Dossier : IMM-4808-13

Référence : 2014 CF 685

Ottawa (Ontario), le 11 juillet 2014

En présence de madame la juge Gagné

ENTRE :

ELEFTHERIOS FILIPPIADIS

partie demanderesse

et

LE MINISTRE DE LA CITOYENNETÉ ET DE L'IMMIGRATION

partie défenderesse

JUGEMENT ET MOTIFS

[1]               Monsieur Eleftherios Filippiadis demande le contrôle judiciaire de la décision - terme utilisé dans son sens générique – d’un agent d’immigration du Centre de traitement des demandes de Sydney, datée du 3 juillet 2013, de considérer sa demande de visa dans la catégorie des Travailleurs qualifiés – Fédéral comme incomplète et de la lui retourner sans traitement, au motif qu’elle ne satisfait pas les exigences prévues aux instructions émises par le Ministre de la Citoyenneté et de l’Immigration conformément au paragraphe 87.3(3) de la Loi sur l’Immigration et la Protection des réfugiés, LC 2001, ch 27 [Loi].

[2]               La question est donc de savoir si le renvoi de la demande du demandeur avant qu’elle ne soit traitée peut bel et bien être considéré comme une décision sujette au pouvoir de contrôle judiciaire de la Cour prévu par le paragraphe 18.1(1) de la Loi sur les Cours Fédérales, LRC 1985, ch F-7.

[3]               Pour les raisons énoncées ci-dessous, je suis d’avis que la demande devrait être rejetée puisque la lettre du 3 juillet 2013 reçue par le demandeur ne contient pas une décision susceptible d’être contrôlée par cette Cour.

Le contexte factuel

[4]               Le demandeur est un citoyen grec qui a obtenu le 18 mai 2012 son diplôme de doctorat en économie de l’Université Concordia à Montréal.

[5]               Le 18 avril 2013, il a déposé une demande de résidence permanente au Canada dans le cadre du Programme des Travailleurs qualifiés – Fédéral, auprès du Bureau de réception centralisée à Sydney [BRC] de Citoyenneté et Immigration Canada [CIC].

[6]               Le fait que le demandeur ait obtenu son diplôme de doctorat dans les 12 mois précédant la date de réception de sa demande par CIC le rendait éligible à la catégorie d’immigration des Travailleurs qualifiés – Fédéral, au titre du volet d’admissibilité des doctorants.

[7]               Lors du dépôt de sa demande, le demandeur a inclus divers documents attestant de ses expériences de travail à temps plein au Canada.

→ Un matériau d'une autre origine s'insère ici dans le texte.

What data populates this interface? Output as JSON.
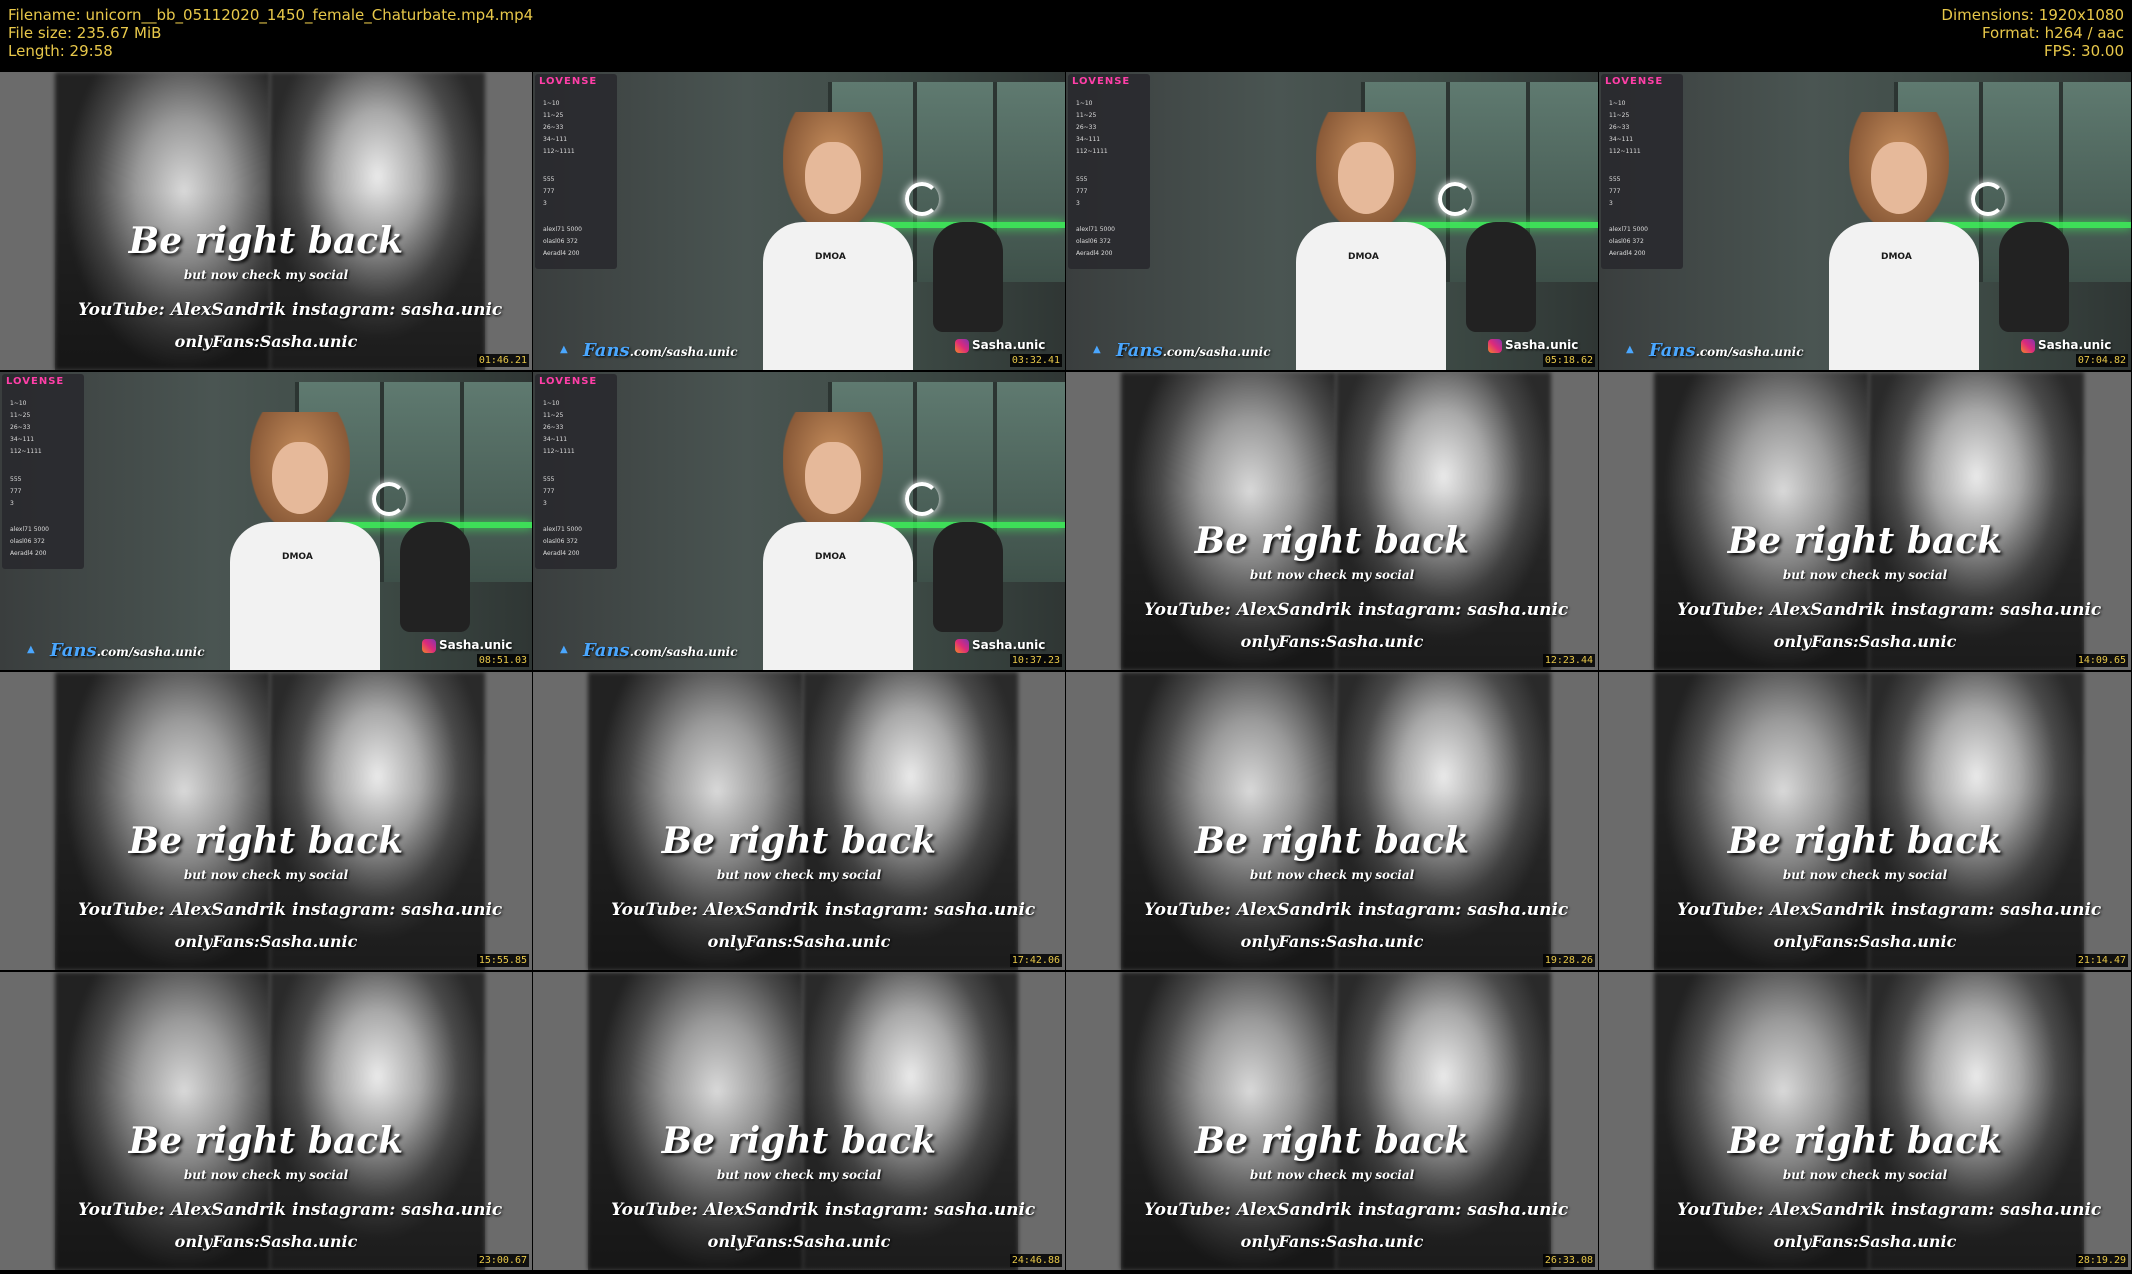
{
  "header": {
    "filename": "Filename: unicorn__bb_05112020_1450_female_Chaturbate.mp4.mp4",
    "filesize": "File size: 235.67 MiB",
    "length": "Length: 29:58",
    "dimensions": "Dimensions: 1920x1080",
    "format": "Format: h264 / aac",
    "fps": "FPS: 30.00"
  },
  "brb": {
    "title": "Be right back",
    "subtitle": "but now check my social",
    "youtube": "YouTube: AlexSandrik",
    "instagram": "instagram: sasha.unic",
    "onlyfans": "onlyFans:Sasha.unic"
  },
  "cam": {
    "panel_brand": "LOVENSE",
    "fans_prefix": "Fans",
    "fans_suffix": ".com/sasha.unic",
    "insta_handle": "Sasha.unic",
    "shirt_logo": "DMOA",
    "panel_rows": [
      "1~10",
      "11~25",
      "26~33",
      "34~111",
      "112~1111",
      "555",
      "777",
      "3",
      "alexl71 5000",
      "olasl06 372",
      "Aeradl4 200"
    ]
  },
  "thumbnails": [
    {
      "type": "brb",
      "timestamp": "01:46.21"
    },
    {
      "type": "cam",
      "timestamp": "03:32.41"
    },
    {
      "type": "cam",
      "timestamp": "05:18.62"
    },
    {
      "type": "cam",
      "timestamp": "07:04.82"
    },
    {
      "type": "cam",
      "timestamp": "08:51.03"
    },
    {
      "type": "cam",
      "timestamp": "10:37.23"
    },
    {
      "type": "brb",
      "timestamp": "12:23.44"
    },
    {
      "type": "brb",
      "timestamp": "14:09.65"
    },
    {
      "type": "brb",
      "timestamp": "15:55.85"
    },
    {
      "type": "brb",
      "timestamp": "17:42.06"
    },
    {
      "type": "brb",
      "timestamp": "19:28.26"
    },
    {
      "type": "brb",
      "timestamp": "21:14.47"
    },
    {
      "type": "brb",
      "timestamp": "23:00.67"
    },
    {
      "type": "brb",
      "timestamp": "24:46.88"
    },
    {
      "type": "brb",
      "timestamp": "26:33.08"
    },
    {
      "type": "brb",
      "timestamp": "28:19.29"
    }
  ]
}
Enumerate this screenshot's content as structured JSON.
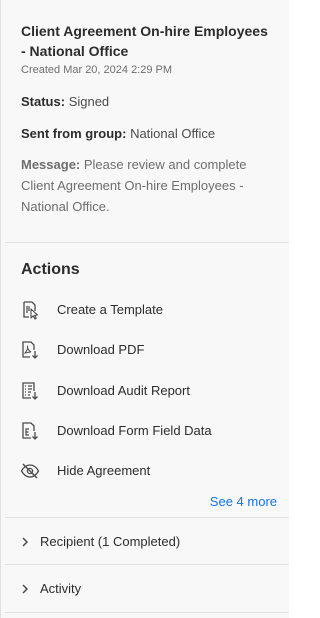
{
  "agreement": {
    "title": "Client Agreement On-hire Employees - National Office",
    "created": "Created Mar 20, 2024 2:29 PM",
    "status_label": "Status:",
    "status_value": "Signed",
    "group_label": "Sent from group:",
    "group_value": "National Office",
    "message_label": "Message:",
    "message_value": "Please review and complete Client Agreement On-hire Employees - National Office."
  },
  "actions": {
    "heading": "Actions",
    "items": [
      {
        "label": "Create a Template",
        "icon": "template-icon"
      },
      {
        "label": "Download PDF",
        "icon": "download-pdf-icon"
      },
      {
        "label": "Download Audit Report",
        "icon": "audit-report-icon"
      },
      {
        "label": "Download Form Field Data",
        "icon": "form-data-icon"
      },
      {
        "label": "Hide Agreement",
        "icon": "hide-icon"
      }
    ],
    "see_more": "See 4 more"
  },
  "sections": {
    "recipient": "Recipient (1 Completed)",
    "activity": "Activity"
  },
  "colors": {
    "link": "#1473e6",
    "panel_bg": "#f8f8f8"
  }
}
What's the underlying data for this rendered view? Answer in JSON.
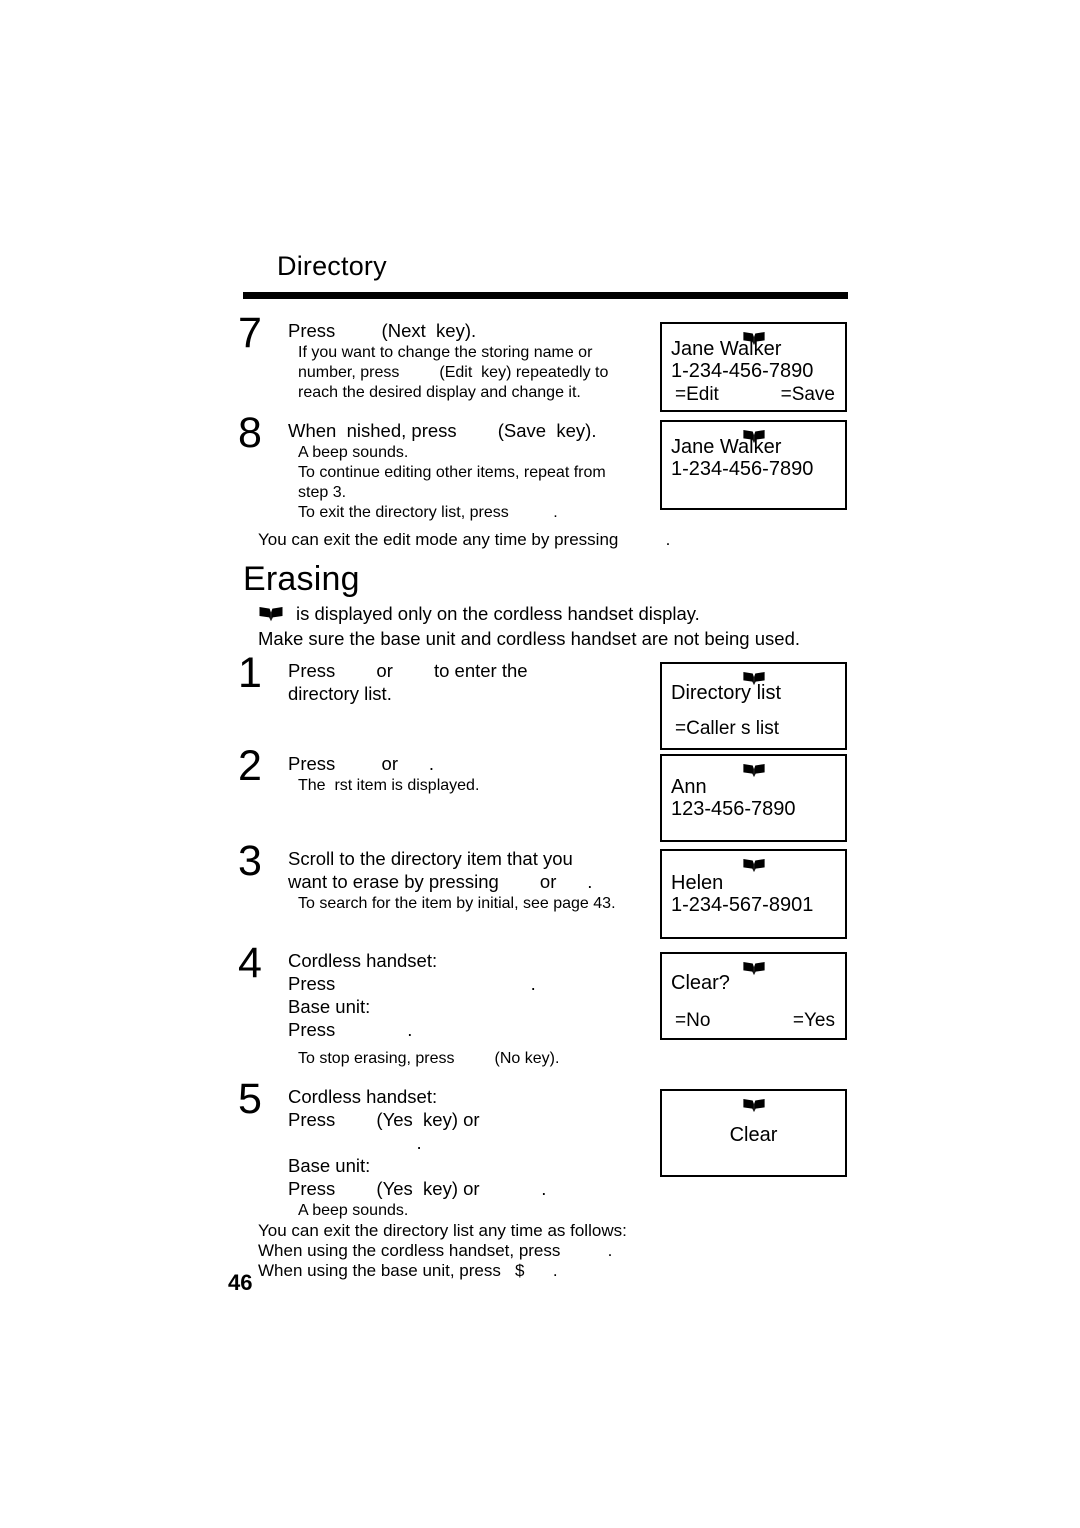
{
  "page": {
    "number": "46",
    "running_head": "Directory"
  },
  "icons": {
    "book": "open-book-icon"
  },
  "sections": [
    {
      "id": "directory",
      "heading": "Directory",
      "steps": [
        {
          "number": "7",
          "main": "Press         (Next  key).",
          "sub": "If you want to change the storing name or\nnumber, press         (Edit  key) repeatedly to\nreach the desired display and change it."
        },
        {
          "number": "8",
          "main": "When  nished, press        (Save  key).",
          "sub": "A beep sounds.\nTo continue editing other items, repeat from\nstep 3.\nTo exit the directory list, press          ."
        }
      ],
      "note": "You can exit the edit mode any time by pressing          ."
    },
    {
      "id": "erasing",
      "heading": "Erasing",
      "intro_icon_line": "is displayed only on the cordless handset display.",
      "intro_line_2": "Make sure the base unit and cordless handset are not being used.",
      "steps": [
        {
          "number": "1",
          "main": "Press        or        to enter the\ndirectory list.",
          "sub": ""
        },
        {
          "number": "2",
          "main": "Press         or      .",
          "sub": "The  rst item is displayed."
        },
        {
          "number": "3",
          "main": "Scroll to the directory item that you\nwant to erase by pressing        or      .",
          "sub": "To search for the item by initial, see page 43."
        },
        {
          "number": "4",
          "main": "Cordless handset:\nPress                                      .\nBase unit:\nPress              .",
          "sub": "To stop erasing, press         (No key)."
        },
        {
          "number": "5",
          "main": "Cordless handset:\nPress        (Yes  key) or\n                         .\nBase unit:\nPress        (Yes  key) or            .",
          "sub": "A beep sounds."
        }
      ],
      "closing": "You can exit the directory list any time as follows:\nWhen using the cordless handset, press          .\nWhen using the base unit, press   $      ."
    }
  ],
  "displays": [
    {
      "id": "display-jane-walker-edit",
      "icon": "open-book-icon",
      "line1": "Jane Walker",
      "line2": "1-234-456-7890",
      "soft_left": "=Edit",
      "soft_right": "=Save"
    },
    {
      "id": "display-jane-walker-saved",
      "icon": "open-book-icon",
      "line1": "Jane Walker",
      "line2": "1-234-456-7890",
      "soft_left": "",
      "soft_right": ""
    },
    {
      "id": "display-directory-list",
      "icon": "open-book-icon",
      "line1": "Directory list",
      "line2": "",
      "soft_left": "=Caller s list",
      "soft_right": ""
    },
    {
      "id": "display-ann",
      "icon": "open-book-icon",
      "line1": "Ann",
      "line2": "123-456-7890",
      "soft_left": "",
      "soft_right": ""
    },
    {
      "id": "display-helen",
      "icon": "open-book-icon",
      "line1": "Helen",
      "line2": "1-234-567-8901",
      "soft_left": "",
      "soft_right": ""
    },
    {
      "id": "display-clear-confirm",
      "icon": "open-book-icon",
      "line1": "Clear?",
      "line2": "",
      "soft_left": "=No",
      "soft_right": "=Yes"
    },
    {
      "id": "display-clear-done",
      "icon": "open-book-icon",
      "line1": "Clear",
      "line2": "",
      "soft_left": "",
      "soft_right": ""
    }
  ],
  "colors": {
    "text": "#000000",
    "background": "#ffffff",
    "rule": "#000000"
  }
}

De plus, il a inclus l’annexe 3 – Immigration économique – Travailleurs qualifiés (fédéral) [Annexe 3], dans la version qui existait à cette date.

[8]               Le 23 avril 2013, le BRC a envoyé une lettre au demandeur (et a retourné son dossier et son paiement) indiquant qu’il n’avait pas produit son acte de naissance au soutien de sa demande.

[9]               Le 4 mai 2013, les instructions ministérielles de CIC, connues sous le nom de « IM8 », étaient publiées dans la Gazette du Canada. Ces instructions s’appliquent aux demandes reçues au BRC à compter de cette date et elles exigent notamment que les demandes soient remplies conformément aux exigences prévues dans la trousse de demande en place lors de sa réception par le BRC. Cette trousse comprend une nouvelle version de l’Annexe 3, maintenant de 3 pages, comparativement à l’ancienne qui en comprenait deux.

[10]           Le 14 mai 2013, le demandeur a retourné au BRC sa demande de résidence permanente au Canada, en y incluant son acte de naissance et sa traduction. Il a retourné toute la documentation qu’il avait transmise le 18 avril 2013, incluant l’ancienne Annexe 3. Le BRC a reçu la demande le 15 mai 2013.

[11]           Le 3 juillet 2013, le BRC a de nouveau retourné au demandeur sa demande de résidence permanente au Canada et son paiement. Selon l’annexe C de la lettre du BRC envoyée au demandeur, la demande a été retournée puisqu’elle n’était pas accompagnée d’un des documents demandés dans la trousse de demande applicable à cette catégorie, soit la version la plus récente de l’Annexe 3 (page 7 du Dossier certifié du Tribunal). C’est cette dernière correspondance de la CIC qui fait l’objet de la présente demande de contrôle judiciaire.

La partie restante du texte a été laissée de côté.